In partnership with the Cosmic Rays Live outreach initiative at the Laboratori Nazionali del Gran Sasso (LNGS), a particle physics lab in Italy, SNOLAB is developing a new outreach program using a series of Cosmic Ray Cubes (CRC) that detect muons arriving on the Earth’s surface.
These CRCs function as muon telescopes. They are built using plastic scintillator, special wavelength shifting fibres, and silicon photomultipliers (SiPM). When muons (charged particles) pass through the detector, they trigger a reaction in the scintillating bars of the CRC, exciting electrons in the material. When this happens, photons of light are produced. These are shifted to a wavelength that the SiPMs are sensitive to.

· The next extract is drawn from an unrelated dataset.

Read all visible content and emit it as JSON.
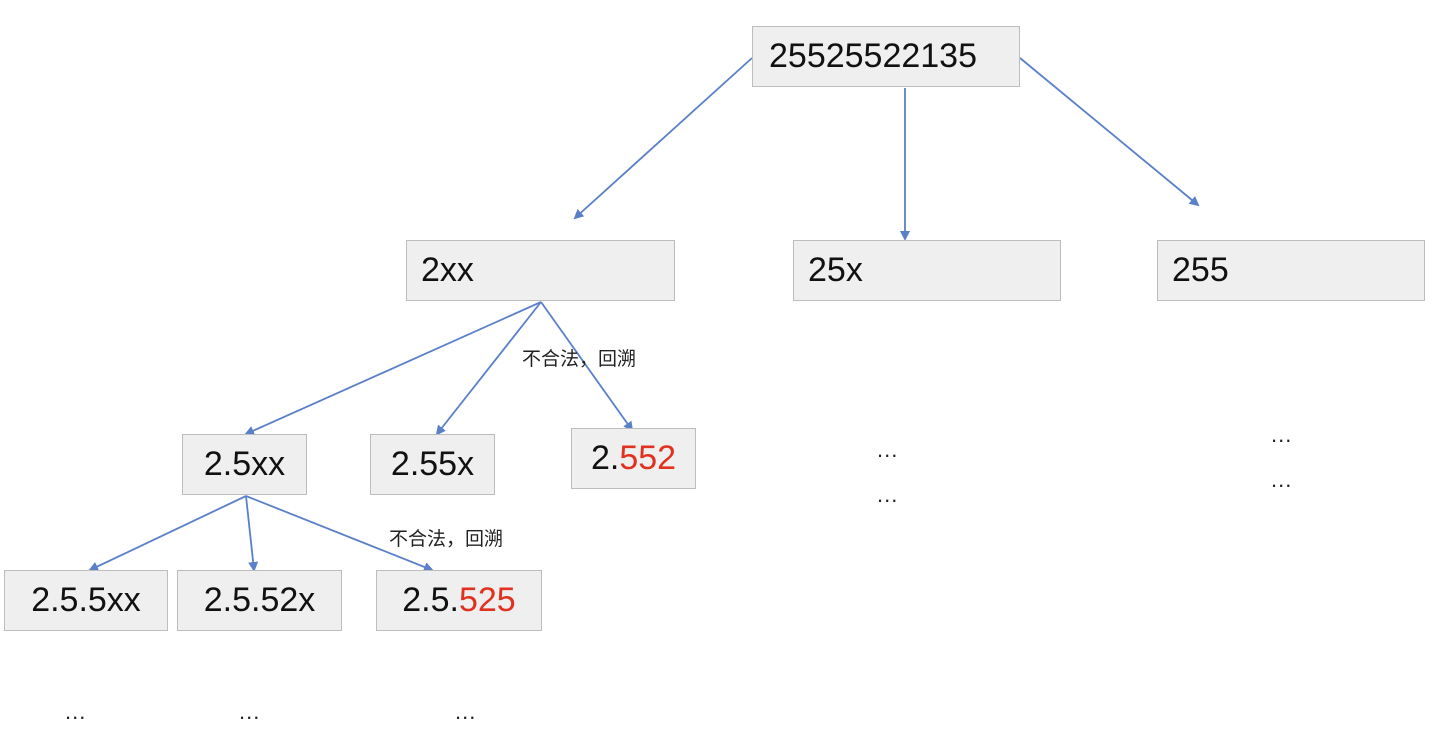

The SiPMs transform the flash of light into an electrical signal, which contains information about the particle passing through the detector. The electrical signals are presented on the outside of the detector as a flash of light in a series of LEDs arranged in a grid in the x, y, and z planes of the detector. Recently, the CRC has been upgraded to include an auditory signal – for every muon that passes through the detector, a musical note is heard, creating a symphony of particles.
Anyone can view muon interactions in at participating labs around the world using their smartphone and the free Cosmic Rays Live mobile app, available on Google Play and the App Store. Live data can be viewed and downloaded from any of the telescopes, including one in the surface building at SNOLAB, one underground at Canfranc Underground Laboratory in Spain, or even one located in a subway station in Naples, Italy! This allows anyone to compare data from around the globe and investigate for themselves using live data and real science.